Détournement de règles et micro-scandales

Ce sont d'ailleurs ses excès qui ont conduit à la création de certaines règles de l'Académie des Oscars. Dans son livre, Michael Schulman retrace une anecdote en particulier. En 2003, Harvey Weinstein fait publier une pub pour Gangs of New York incluant un témoignage de Robert Wise, le réalisateur de La Mélodie du bonheur et ancien président de l'Académie. Ce dernier a alors 88 ans. «Robert Wise avait aimé le film, mais il n'avait pas réalisé qu'il allait le soutenir publiquement… D'autant plus que le texte n'avait pas été écrit par lui mais par un consultant de Weinstein.» Résultat, l'Académie a créé une nouvelle règle, pour interdire aux membres de l'Académie d'accorder leur soutien officiel à une œuvre.

Harvey Weinstein, qui purge une peine de prison après avoir été condamné pour viol et agressions sexuelles, ne sévit plus sur Hollywood. Mais les campagnes aux Oscars, elles, continuent de produire des rebondissements inédits et des micro-scandales. Cette année, la nomination d'Andrea Riseborough pour l'Oscar de la meilleure actrice a fait grincer des dents.

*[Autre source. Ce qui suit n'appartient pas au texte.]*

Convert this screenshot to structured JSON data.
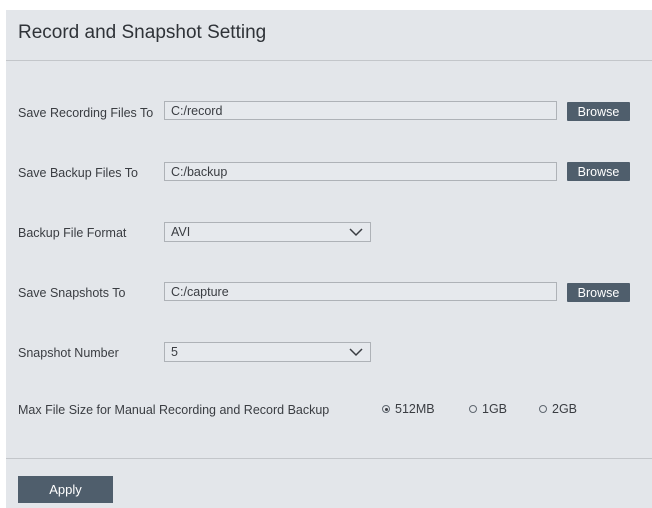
{
  "title": "Record and Snapshot Setting",
  "recording": {
    "label": "Save Recording Files To",
    "value": "C:/record",
    "browse": "Browse"
  },
  "backup": {
    "label": "Save Backup Files To",
    "value": "C:/backup",
    "browse": "Browse"
  },
  "format": {
    "label": "Backup File Format",
    "value": "AVI"
  },
  "snapshots": {
    "label": "Save Snapshots To",
    "value": "C:/capture",
    "browse": "Browse"
  },
  "snapshot_number": {
    "label": "Snapshot Number",
    "value": "5"
  },
  "max_size": {
    "label": "Max File Size for Manual Recording and Record Backup",
    "options": [
      "512MB",
      "1GB",
      "2GB"
    ],
    "selected": "512MB"
  },
  "apply": "Apply",
  "icons": {
    "dropdown": "chevron-down-icon",
    "radio_checked": "radio-checked-icon",
    "radio_unchecked": "radio-unchecked-icon"
  }
}
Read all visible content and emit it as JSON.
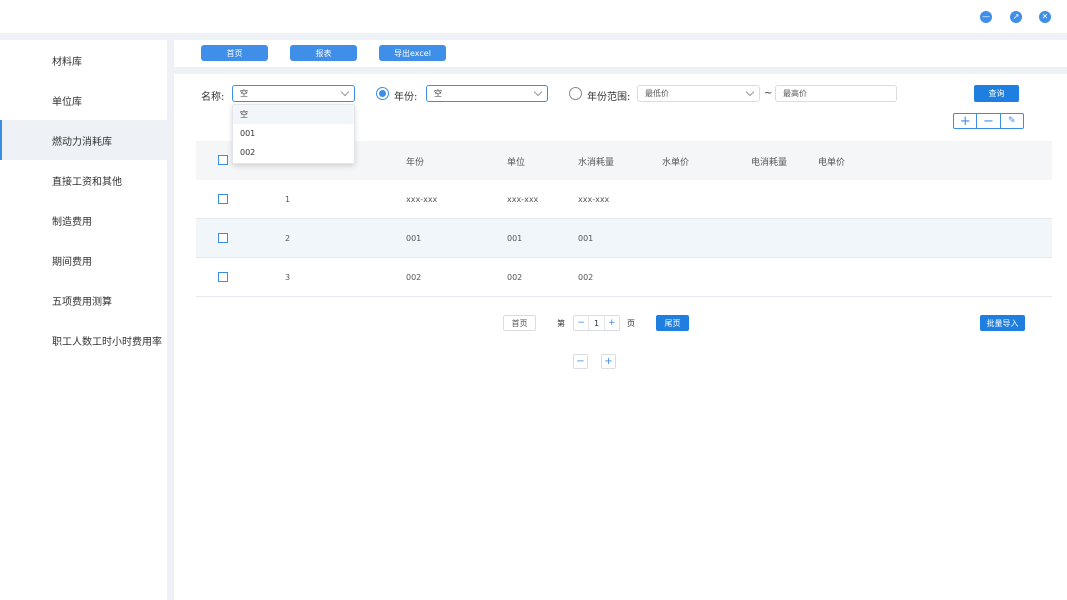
{
  "window_controls": {
    "minimize_icon": "minus-circle-icon",
    "maximize_icon": "expand-circle-icon",
    "close_icon": "close-circle-icon"
  },
  "sidebar": {
    "items": [
      {
        "label": "材料库",
        "active": false
      },
      {
        "label": "单位库",
        "active": false
      },
      {
        "label": "燃动力消耗库",
        "active": true
      },
      {
        "label": "直接工资和其他",
        "active": false
      },
      {
        "label": "制造费用",
        "active": false
      },
      {
        "label": "期间费用",
        "active": false
      },
      {
        "label": "五项费用测算",
        "active": false
      },
      {
        "label": "职工人数工时小时费用率",
        "active": false
      }
    ]
  },
  "toolbar": {
    "home_label": "首页",
    "report_label": "报表",
    "export_label": "导出excel"
  },
  "filters": {
    "name_label": "名称:",
    "name_value": "空",
    "name_options": [
      "空",
      "001",
      "002"
    ],
    "year_label": "年份:",
    "year_value": "空",
    "year_range_label": "年份范围:",
    "min_placeholder": "最低价",
    "tilde": "~",
    "max_placeholder": "最高价",
    "query_label": "查询"
  },
  "actions": {
    "add_icon": "plus-icon",
    "remove_icon": "minus-icon",
    "edit_icon": "edit-icon"
  },
  "table": {
    "columns": [
      "年份",
      "单位",
      "水消耗量",
      "水单价",
      "电消耗量",
      "电单价"
    ],
    "rows": [
      {
        "index": "1",
        "year": "xxx-xxx",
        "unit": "xxx-xxx",
        "water": "xxx-xxx"
      },
      {
        "index": "2",
        "year": "001",
        "unit": "001",
        "water": "001"
      },
      {
        "index": "3",
        "year": "002",
        "unit": "002",
        "water": "002"
      }
    ]
  },
  "pagination": {
    "first_label": "首页",
    "page_prefix": "第",
    "page_value": "1",
    "page_suffix": "页",
    "last_label": "尾页",
    "bulk_import_label": "批量导入"
  },
  "colors": {
    "accent": "#3a8ee6",
    "button": "#1f7fe0",
    "band": "#eef2f7"
  }
}
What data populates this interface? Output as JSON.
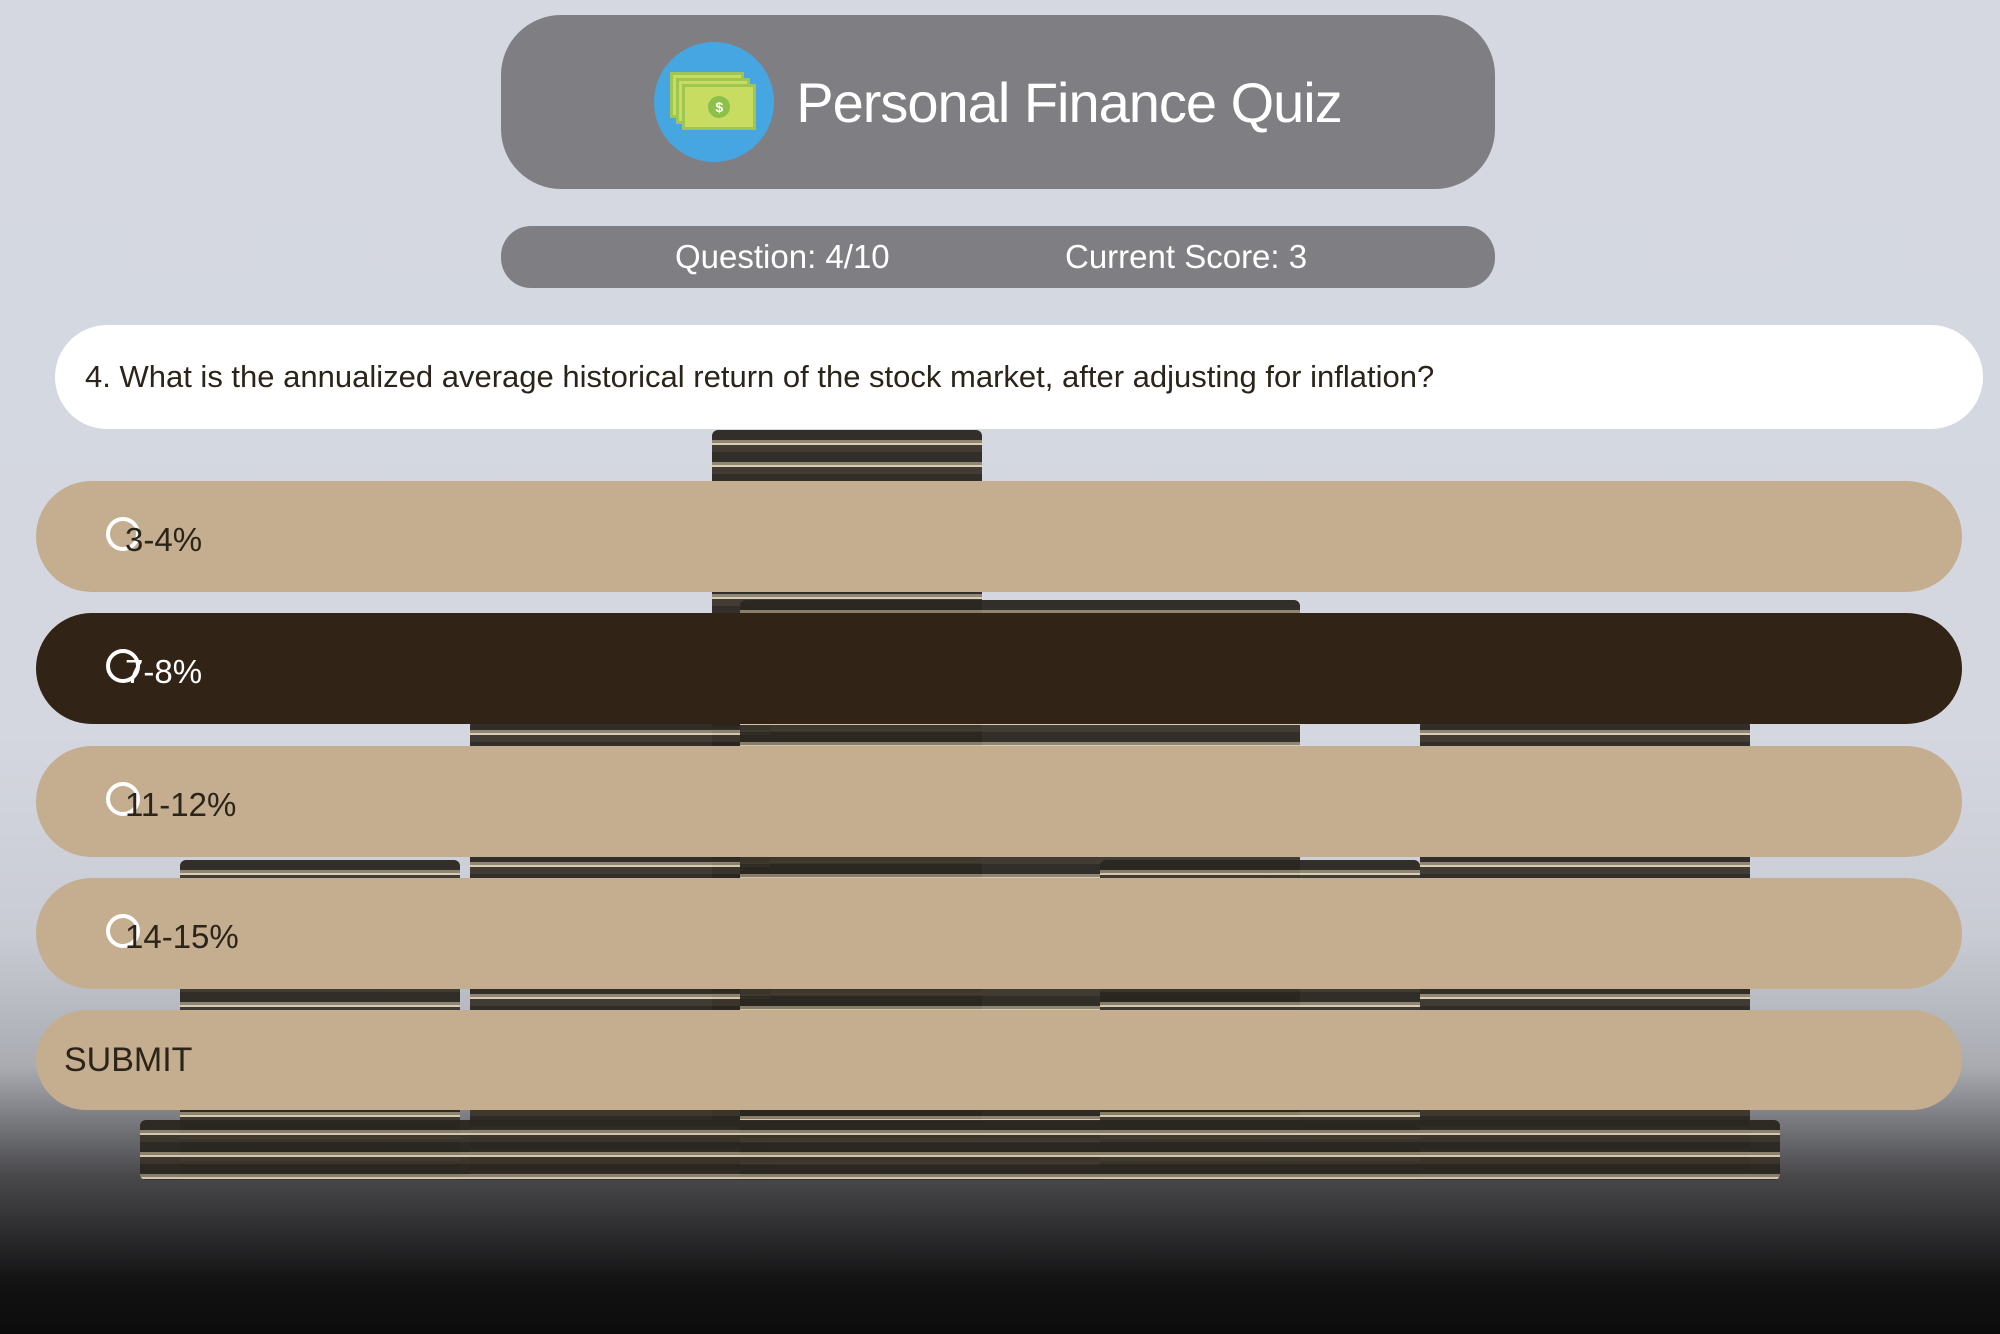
{
  "header": {
    "title": "Personal Finance Quiz",
    "logo_icon": "money-bills-icon",
    "logo_symbol": "$"
  },
  "stats": {
    "question": "Question: 4/10",
    "score": "Current Score: 3"
  },
  "question": {
    "text": "4. What is the annualized average historical return of the stock market, after adjusting for inflation?"
  },
  "options": [
    {
      "label": "3-4%",
      "selected": false
    },
    {
      "label": "7-8%",
      "selected": true
    },
    {
      "label": "11-12%",
      "selected": false
    },
    {
      "label": "14-15%",
      "selected": false
    }
  ],
  "submit_label": "SUBMIT",
  "colors": {
    "option": "#c4ae8f",
    "option_selected": "#312316",
    "header": "#7f7f83",
    "logo_bg": "#46a6e2"
  }
}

En quelques jours, et alors que quasiment personne n'avait vu ou entendu parler du film To Leslie, plusieurs stars de renom comme Gwyneth Paltrow ou Edward Norton ont fait campagne pour elle sur les réseaux sociaux, permettant à l'actrice d'obtenir une nomination in extremis.

Si cette histoire a prouvé que les campagnes sans budget pouvaient produire des résultats surprenants, elle a aussi mis en exergue les disparités de réseau et d'influence entre les actrices blanches et les stars racisées à Hollywood. Dans un post Instagram visant à promouvoir Andrea Riseborough, l'actrice Frances Fisher avait effectivement écrit que Danielle Deadwyler et Viola Davis, deux actrices noires, étaient de toute façon «assurées» d'êtres nommées. Aucune actrice noire, y compris ces deux interprètes très fortement pressenties, n'a finalement obtenu de nomination, venant souligner une fois de plus le manque de diversité historique des Oscars.